I’m reading “The Given Day” by Dennis LeHane. It’s not the kind of book my parents would have approved. The language you know. Tonight I read a passage that helps put words to my real feeling about growing up in the church.
The story is set in 1917 America. Luther and Lila left Ohio when he lost his job and moved to Oklahoma where her aunt would help him get a job. At their arrival Aunt Marta learned that Lila was pregnant and not married to Luther. Uncle Cornelius is a minister and neither was going to allow an unmarried couple to live together in sin in their home. Besides, Luther needed to man up and marry the woman he made with child. They were married that night. Luther sort of loved Lila, but at 22 was not ready to settle down to one woman.
Luther got a job and began spending nights out with the boys drinking whisky, playing pool and taking small amounts of heron. He feels Lila is holding him back. On Sundays they attend church and spend the afternoon with the aunt and uncle. Luther is upset that they all seem to be trying to be white folk. He hates them for this and thinks they will never be accepted no matter how hard they imitate white behavior.
So often the Sunday afternoon conversation turned to what God thought about things and it irritated Luther. This quote hit me like a ton of bricks.
“Their saying fell more along the lines of ‘The Lord hates a …’ and ‘The Lord don’t …’ and “The Lord shall not abide …’ Making God sound like one irritable master, quick with the whip.

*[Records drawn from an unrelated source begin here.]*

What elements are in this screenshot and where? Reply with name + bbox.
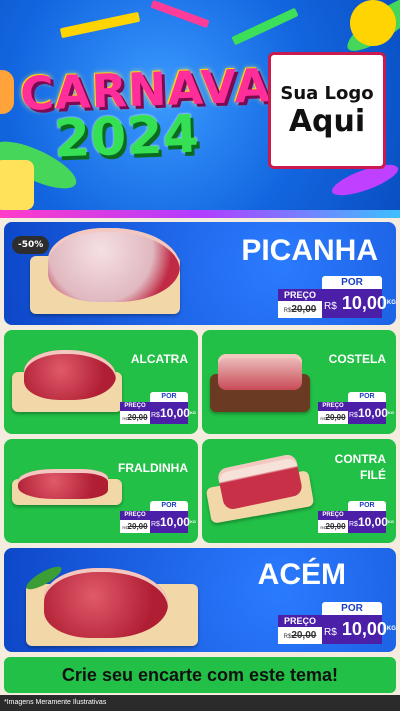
color-stripe [0, 210, 400, 218]
year-title: 2024 [52, 104, 200, 170]
old-price-value: 20,00 [325, 413, 346, 422]
logo-placeholder: Sua Logo Aqui [268, 52, 386, 169]
carnival-header: CARNAVAL 2024 Sua Logo Aqui [0, 0, 400, 214]
product-name: PICANHA [241, 234, 378, 267]
por-label: POR [150, 501, 188, 511]
guitar [0, 70, 14, 114]
cta-banner: Crie seu encarte com este tema! [4, 657, 396, 693]
old-price: R$20,00 [318, 411, 348, 424]
old-price-value: 20,00 [325, 522, 346, 531]
logo-text-line1: Sua Logo [280, 82, 374, 104]
price-value: 10,00 [159, 406, 190, 420]
unit: KG [387, 519, 394, 524]
product-name: CONTRA FILÉ [334, 452, 386, 482]
fraldinha-image [18, 469, 108, 499]
product-card-fraldinha: FRALDINHA POR PREÇO R$20,00 R$10,00KG [4, 439, 198, 543]
product-name: ACÉM [257, 558, 346, 591]
currency: R$ [324, 301, 337, 312]
unit: KG [189, 519, 196, 524]
disclaimer-text: *Imagens Meramente Ilustrativas [0, 695, 400, 711]
product-card-contra-file: CONTRA FILÉ POR PREÇO R$20,00 R$10,00KG [202, 439, 396, 543]
product-name: ALCATRA [130, 352, 188, 366]
preco-label: PREÇO [278, 615, 322, 627]
picanha-image [48, 228, 180, 302]
old-price: R$20,00 [278, 627, 322, 644]
costela-image [218, 354, 302, 390]
current-price: R$10,00KG [150, 402, 196, 424]
old-price-value: 20,00 [127, 522, 148, 531]
confetti [59, 11, 141, 39]
price-value: 10,00 [159, 515, 190, 529]
preco-label: PREÇO [120, 511, 150, 520]
logo-text-line2: Aqui [288, 103, 366, 139]
currency: R$ [151, 521, 160, 528]
product-name: FRALDINHA [118, 461, 188, 475]
unit: KG [189, 410, 196, 415]
old-price: R$20,00 [278, 301, 322, 318]
current-price: R$10,00KG [150, 511, 196, 533]
product-card-costela: COSTELA POR PREÇO R$20,00 R$10,00KG [202, 330, 396, 434]
old-price-value: 20,00 [291, 630, 317, 641]
currency: R$ [324, 627, 337, 638]
product-card-picanha: -50% PICANHA POR PREÇO R$20,00 R$ 10,00K… [4, 222, 396, 325]
yellow-balloon [350, 0, 396, 46]
unit: KG [386, 300, 396, 306]
currency: R$ [349, 521, 358, 528]
por-label: POR [150, 392, 188, 402]
old-price-value: 20,00 [291, 304, 317, 315]
preco-label: PREÇO [278, 289, 322, 301]
por-label: POR [348, 501, 386, 511]
price-value: 10,00 [357, 515, 388, 529]
unit: KG [386, 626, 396, 632]
acem-image [44, 568, 168, 638]
drum [0, 160, 34, 210]
old-price: R$20,00 [318, 520, 348, 533]
old-price: R$20,00 [120, 411, 150, 424]
preco-label: PREÇO [318, 511, 348, 520]
por-label: POR [322, 276, 382, 289]
old-price: R$20,00 [120, 520, 150, 533]
confetti [150, 0, 210, 29]
por-label: POR [348, 392, 386, 402]
current-price: R$ 10,00KG [322, 615, 396, 644]
confetti [231, 7, 299, 46]
old-price-value: 20,00 [127, 413, 148, 422]
product-name: COSTELA [328, 352, 386, 366]
price-value: 10,00 [341, 619, 387, 639]
price-value: 10,00 [357, 406, 388, 420]
preco-label: PREÇO [120, 402, 150, 411]
current-price: R$10,00KG [348, 402, 394, 424]
price-value: 10,00 [341, 293, 387, 313]
currency: R$ [151, 412, 160, 419]
por-label: POR [322, 602, 382, 615]
current-price: R$10,00KG [348, 511, 394, 533]
product-card-acem: ACÉM POR PREÇO R$20,00 R$ 10,00KG [4, 548, 396, 652]
preco-label: PREÇO [318, 402, 348, 411]
discount-badge: -50% [12, 236, 50, 254]
product-card-alcatra: ALCATRA POR PREÇO R$20,00 R$10,00KG [4, 330, 198, 434]
alcatra-image [24, 350, 116, 400]
current-price: R$ 10,00KG [322, 289, 396, 318]
currency: R$ [349, 412, 358, 419]
unit: KG [387, 410, 394, 415]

All I knew as a young teen was that I didn’t like church. I didn’t like the screaming, the crying, the threatening and I was afraid of God. Few at that time in history came to God because of love and compassion, but rather as a fire insurance policy to escape hell. I have told many a person that growing up in my church I believed God had declared that anything fun for a teen was a sin. The only thing they never mentioned was what to do about sexual urges so a good many kids stayed out of pool halls and movie theaters and did not play cards, but needing to do something with their time they were necking in very dark places. No one said they couldn’t.

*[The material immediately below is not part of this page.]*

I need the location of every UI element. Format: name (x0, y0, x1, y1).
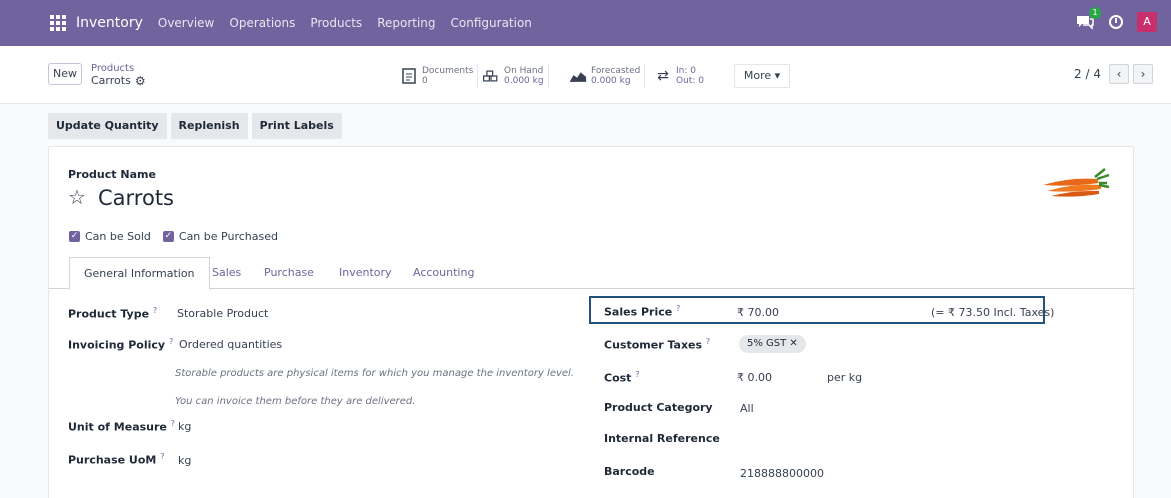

I good friend of mine drew me into a Bible quizzing program with Youth for Christ. What that did was cause me to begin to read the Bible. That led me to a grand search for the “no’s” of God. There were some, But I found more “do’s”. Neither did I find a single no about most of what I was hearing preachers say was an abomination to the Lord. In fact I began to see how ticked off God was at all the phony baloney leaders laying guilt trips on people He loved and laying burdens on the laity that were to heavy to bear.
1 comment:
Great post. I wholeheartedly agree!!!